Increased expression of glycolytic genes is observed in ~ 70% of human cancers.

Genes encoding glycolytic enzymes are ubiquitously overexpressed in 24 cancer classes.

Cancer cells upregulate glycolysis to maintain energy production in the absence of oxygen (Pasteur Effect) early in tumor development, when the tumor is not vascularized.

Eventually glycolysis becomes the preferred energy production pathway, even during reoxygenation (Warberg Effect) as the tumor induces the growth of new blood vessels.

The Warburg effect is the enhanced conversion of glucose to lactate (ionized lactic acid) observed in tumor cells, even in the presence of normal levels of oxygen.

Otto Heinrich Warburg demonstrated in 1924 that cancer cells show an increased dependence on glycolysis to meet their energy needs, regardless of whether they were well-oxygenated or not. Converting glucose to lactate, rather than metabolizing it through oxidative phosphorylation in the mitochondria, is far less efficient, as less ATP is generated per unit of glucose metabolized. Therefore, a high rate of glucose uptake is required to meet increased energy needs to support rapid tumor progression.

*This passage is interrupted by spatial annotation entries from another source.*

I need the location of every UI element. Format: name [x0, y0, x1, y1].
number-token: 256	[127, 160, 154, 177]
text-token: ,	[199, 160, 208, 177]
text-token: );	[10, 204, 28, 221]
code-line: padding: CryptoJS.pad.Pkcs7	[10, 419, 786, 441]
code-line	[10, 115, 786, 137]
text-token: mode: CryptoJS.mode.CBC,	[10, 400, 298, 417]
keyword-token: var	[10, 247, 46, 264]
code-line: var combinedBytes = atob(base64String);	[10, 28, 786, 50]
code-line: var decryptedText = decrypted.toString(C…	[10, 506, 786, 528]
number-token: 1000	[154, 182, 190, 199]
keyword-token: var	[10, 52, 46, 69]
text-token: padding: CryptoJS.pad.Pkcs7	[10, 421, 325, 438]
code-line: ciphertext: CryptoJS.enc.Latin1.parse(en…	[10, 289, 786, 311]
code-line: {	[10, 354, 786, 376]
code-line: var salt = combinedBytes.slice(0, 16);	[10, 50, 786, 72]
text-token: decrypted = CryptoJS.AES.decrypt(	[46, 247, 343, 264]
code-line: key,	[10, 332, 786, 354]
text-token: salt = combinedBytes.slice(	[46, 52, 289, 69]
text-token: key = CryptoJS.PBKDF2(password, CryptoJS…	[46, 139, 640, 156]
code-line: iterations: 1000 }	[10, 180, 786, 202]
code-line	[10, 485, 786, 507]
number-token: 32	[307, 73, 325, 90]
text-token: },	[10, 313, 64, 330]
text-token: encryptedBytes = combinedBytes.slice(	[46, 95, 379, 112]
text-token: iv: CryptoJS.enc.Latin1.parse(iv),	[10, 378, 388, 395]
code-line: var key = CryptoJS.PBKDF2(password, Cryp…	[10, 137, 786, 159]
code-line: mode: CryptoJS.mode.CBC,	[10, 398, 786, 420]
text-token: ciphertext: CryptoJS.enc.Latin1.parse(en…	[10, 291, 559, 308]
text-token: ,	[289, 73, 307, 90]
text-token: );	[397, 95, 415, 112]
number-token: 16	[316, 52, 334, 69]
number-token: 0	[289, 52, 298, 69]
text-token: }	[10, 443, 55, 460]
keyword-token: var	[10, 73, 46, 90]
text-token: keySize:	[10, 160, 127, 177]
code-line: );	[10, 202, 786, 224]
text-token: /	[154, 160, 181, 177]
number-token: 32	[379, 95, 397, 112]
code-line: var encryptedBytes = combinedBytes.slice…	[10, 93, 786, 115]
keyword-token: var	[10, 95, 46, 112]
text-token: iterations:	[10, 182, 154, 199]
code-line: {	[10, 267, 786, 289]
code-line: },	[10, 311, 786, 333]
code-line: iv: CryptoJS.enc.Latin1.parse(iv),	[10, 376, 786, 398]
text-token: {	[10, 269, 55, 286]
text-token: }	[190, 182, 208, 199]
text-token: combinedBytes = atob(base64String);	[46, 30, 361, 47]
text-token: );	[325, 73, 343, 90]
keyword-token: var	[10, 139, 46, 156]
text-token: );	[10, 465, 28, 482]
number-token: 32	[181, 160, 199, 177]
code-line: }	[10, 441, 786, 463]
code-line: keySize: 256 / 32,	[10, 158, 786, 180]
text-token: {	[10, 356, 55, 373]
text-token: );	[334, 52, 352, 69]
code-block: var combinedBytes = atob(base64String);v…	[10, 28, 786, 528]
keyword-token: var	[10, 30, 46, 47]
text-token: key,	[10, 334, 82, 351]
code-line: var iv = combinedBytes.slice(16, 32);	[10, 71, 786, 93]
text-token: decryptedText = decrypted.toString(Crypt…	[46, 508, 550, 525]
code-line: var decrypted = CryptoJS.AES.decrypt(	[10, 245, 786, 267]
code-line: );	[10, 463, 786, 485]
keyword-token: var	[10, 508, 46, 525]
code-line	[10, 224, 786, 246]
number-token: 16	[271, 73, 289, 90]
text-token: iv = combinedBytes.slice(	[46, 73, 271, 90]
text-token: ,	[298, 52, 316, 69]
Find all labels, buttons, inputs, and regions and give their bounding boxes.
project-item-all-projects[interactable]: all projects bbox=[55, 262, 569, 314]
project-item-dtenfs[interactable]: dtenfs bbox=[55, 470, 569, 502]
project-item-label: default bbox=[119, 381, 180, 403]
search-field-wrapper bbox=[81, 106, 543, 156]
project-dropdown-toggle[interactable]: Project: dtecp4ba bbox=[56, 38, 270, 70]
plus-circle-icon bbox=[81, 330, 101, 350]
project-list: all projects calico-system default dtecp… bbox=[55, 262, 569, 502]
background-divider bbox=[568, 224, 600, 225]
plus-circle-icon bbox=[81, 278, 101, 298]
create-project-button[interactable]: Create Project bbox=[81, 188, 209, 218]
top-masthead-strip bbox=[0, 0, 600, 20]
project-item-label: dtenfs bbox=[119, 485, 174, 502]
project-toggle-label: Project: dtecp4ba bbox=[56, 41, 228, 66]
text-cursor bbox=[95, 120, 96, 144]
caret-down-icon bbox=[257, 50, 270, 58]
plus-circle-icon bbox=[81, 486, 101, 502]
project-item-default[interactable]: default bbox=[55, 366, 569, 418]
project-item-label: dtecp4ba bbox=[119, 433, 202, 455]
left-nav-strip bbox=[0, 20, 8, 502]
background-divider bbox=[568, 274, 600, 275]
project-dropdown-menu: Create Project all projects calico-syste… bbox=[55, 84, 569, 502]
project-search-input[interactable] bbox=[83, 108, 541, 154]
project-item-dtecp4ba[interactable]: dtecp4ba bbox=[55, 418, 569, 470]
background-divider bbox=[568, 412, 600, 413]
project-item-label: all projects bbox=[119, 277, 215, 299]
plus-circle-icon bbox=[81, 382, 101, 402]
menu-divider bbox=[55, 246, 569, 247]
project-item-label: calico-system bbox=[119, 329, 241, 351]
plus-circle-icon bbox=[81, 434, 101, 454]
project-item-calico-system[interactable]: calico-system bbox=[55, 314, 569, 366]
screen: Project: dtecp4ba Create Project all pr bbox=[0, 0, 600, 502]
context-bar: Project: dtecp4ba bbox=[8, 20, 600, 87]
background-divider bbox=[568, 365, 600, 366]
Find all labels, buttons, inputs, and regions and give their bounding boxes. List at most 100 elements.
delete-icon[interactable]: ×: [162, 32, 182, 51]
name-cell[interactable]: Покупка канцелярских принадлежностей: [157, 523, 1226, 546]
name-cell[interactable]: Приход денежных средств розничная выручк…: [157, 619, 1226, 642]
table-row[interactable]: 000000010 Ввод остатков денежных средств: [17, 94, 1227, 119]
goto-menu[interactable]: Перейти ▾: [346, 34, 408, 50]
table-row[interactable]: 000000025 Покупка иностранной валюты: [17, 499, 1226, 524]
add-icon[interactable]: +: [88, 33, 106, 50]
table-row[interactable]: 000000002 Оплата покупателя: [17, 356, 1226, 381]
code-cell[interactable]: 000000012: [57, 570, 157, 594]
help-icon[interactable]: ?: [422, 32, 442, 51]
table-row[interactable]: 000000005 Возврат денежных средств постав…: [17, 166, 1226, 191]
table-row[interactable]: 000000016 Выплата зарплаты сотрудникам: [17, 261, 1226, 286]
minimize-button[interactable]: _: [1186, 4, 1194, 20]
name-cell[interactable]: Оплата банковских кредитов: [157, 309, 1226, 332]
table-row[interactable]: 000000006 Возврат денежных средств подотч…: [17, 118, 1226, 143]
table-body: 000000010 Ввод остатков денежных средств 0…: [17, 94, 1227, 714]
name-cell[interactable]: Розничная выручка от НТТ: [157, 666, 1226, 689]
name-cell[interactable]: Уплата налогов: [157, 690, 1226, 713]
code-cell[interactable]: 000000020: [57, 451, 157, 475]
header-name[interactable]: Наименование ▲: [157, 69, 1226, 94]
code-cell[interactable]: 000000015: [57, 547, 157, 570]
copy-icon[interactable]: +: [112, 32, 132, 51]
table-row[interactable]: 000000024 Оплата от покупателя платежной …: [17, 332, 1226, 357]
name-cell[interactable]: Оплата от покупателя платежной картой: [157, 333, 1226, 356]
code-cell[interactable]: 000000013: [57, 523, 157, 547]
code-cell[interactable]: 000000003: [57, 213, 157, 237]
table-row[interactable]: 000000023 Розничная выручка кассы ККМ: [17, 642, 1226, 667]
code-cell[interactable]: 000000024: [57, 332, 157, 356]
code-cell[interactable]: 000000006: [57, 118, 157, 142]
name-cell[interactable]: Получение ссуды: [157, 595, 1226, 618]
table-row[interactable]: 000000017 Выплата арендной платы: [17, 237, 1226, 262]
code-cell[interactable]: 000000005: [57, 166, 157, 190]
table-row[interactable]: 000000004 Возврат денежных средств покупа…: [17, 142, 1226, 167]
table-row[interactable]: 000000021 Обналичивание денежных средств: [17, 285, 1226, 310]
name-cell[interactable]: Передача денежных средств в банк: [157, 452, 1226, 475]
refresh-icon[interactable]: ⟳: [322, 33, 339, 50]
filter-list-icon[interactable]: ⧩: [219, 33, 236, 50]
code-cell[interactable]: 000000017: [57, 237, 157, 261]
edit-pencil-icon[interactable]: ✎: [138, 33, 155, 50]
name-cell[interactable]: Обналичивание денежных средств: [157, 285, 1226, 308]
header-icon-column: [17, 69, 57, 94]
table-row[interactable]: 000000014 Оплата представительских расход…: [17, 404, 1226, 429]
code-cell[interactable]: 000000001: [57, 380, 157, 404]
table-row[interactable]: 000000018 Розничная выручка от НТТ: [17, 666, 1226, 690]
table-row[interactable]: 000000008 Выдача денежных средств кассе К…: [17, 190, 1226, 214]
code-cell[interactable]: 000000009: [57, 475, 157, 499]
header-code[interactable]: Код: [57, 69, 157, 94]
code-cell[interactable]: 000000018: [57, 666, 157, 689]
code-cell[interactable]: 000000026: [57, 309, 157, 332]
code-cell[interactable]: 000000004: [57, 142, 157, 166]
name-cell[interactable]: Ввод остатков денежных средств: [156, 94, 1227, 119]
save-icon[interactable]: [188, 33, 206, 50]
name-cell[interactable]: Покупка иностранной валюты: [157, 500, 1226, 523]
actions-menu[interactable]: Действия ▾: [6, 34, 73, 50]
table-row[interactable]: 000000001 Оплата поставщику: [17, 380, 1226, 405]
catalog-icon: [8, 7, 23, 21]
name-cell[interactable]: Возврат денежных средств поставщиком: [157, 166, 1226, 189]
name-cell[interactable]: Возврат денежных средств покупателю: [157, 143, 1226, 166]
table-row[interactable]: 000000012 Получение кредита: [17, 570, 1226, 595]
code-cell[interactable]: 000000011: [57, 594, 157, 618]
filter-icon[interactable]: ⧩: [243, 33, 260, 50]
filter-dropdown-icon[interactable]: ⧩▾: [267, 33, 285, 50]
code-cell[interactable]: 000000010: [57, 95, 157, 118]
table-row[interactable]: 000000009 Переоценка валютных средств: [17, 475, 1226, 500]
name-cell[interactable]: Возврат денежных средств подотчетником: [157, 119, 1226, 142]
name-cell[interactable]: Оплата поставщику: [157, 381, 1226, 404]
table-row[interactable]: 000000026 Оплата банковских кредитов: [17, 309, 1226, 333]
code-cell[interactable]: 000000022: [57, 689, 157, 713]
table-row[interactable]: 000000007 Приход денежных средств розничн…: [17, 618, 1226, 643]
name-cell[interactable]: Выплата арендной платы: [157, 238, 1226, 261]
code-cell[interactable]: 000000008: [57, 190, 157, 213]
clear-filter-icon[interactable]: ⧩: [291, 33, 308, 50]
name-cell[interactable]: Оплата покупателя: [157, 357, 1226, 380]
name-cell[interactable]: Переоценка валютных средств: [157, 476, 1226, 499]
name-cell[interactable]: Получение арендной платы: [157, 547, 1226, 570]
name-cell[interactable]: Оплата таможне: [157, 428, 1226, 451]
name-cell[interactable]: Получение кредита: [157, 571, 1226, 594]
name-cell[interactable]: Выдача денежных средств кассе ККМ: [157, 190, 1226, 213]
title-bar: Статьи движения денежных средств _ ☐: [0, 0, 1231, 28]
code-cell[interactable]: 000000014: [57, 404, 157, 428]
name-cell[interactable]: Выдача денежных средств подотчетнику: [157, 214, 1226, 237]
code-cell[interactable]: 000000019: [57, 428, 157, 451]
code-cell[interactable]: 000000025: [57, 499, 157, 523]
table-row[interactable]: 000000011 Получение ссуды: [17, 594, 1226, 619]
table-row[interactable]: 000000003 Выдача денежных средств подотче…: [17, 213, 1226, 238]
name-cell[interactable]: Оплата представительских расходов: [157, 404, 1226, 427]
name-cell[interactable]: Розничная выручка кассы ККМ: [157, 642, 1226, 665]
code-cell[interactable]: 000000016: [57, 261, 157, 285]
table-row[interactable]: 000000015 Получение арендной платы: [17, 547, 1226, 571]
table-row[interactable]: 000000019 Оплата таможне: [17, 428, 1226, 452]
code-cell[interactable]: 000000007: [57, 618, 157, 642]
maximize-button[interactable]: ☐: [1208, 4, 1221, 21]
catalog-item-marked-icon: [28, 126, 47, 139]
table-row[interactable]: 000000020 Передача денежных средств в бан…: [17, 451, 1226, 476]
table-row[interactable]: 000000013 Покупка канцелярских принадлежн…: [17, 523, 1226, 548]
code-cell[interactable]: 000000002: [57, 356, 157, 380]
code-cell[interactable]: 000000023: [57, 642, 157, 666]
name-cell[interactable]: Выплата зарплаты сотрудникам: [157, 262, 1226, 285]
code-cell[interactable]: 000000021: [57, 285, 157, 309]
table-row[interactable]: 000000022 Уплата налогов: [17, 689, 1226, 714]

Increasing amounts of H+ due to lactic acid production and pumped into the extracellular space to maintain normal intracellular pH create an acidic microenvironment, which is known to select for cells with enhanced metastatic potential as well as provide resistance to chemotherapeutic agents.

Glucose In The Clinic Glycolytic Enzymes
Several drug agents are currently being tested for use in combination with approved anticancer drugs in an attempt to slow glycolysis in tumor cells in order to limit the production of lactate (lactic acid) and the acidic tumor microenvironment it creates. The purpose is to prevent the development of the acidic microenvironment that reduces the efficacy of anticancer drugs and promotes tumor metastasis.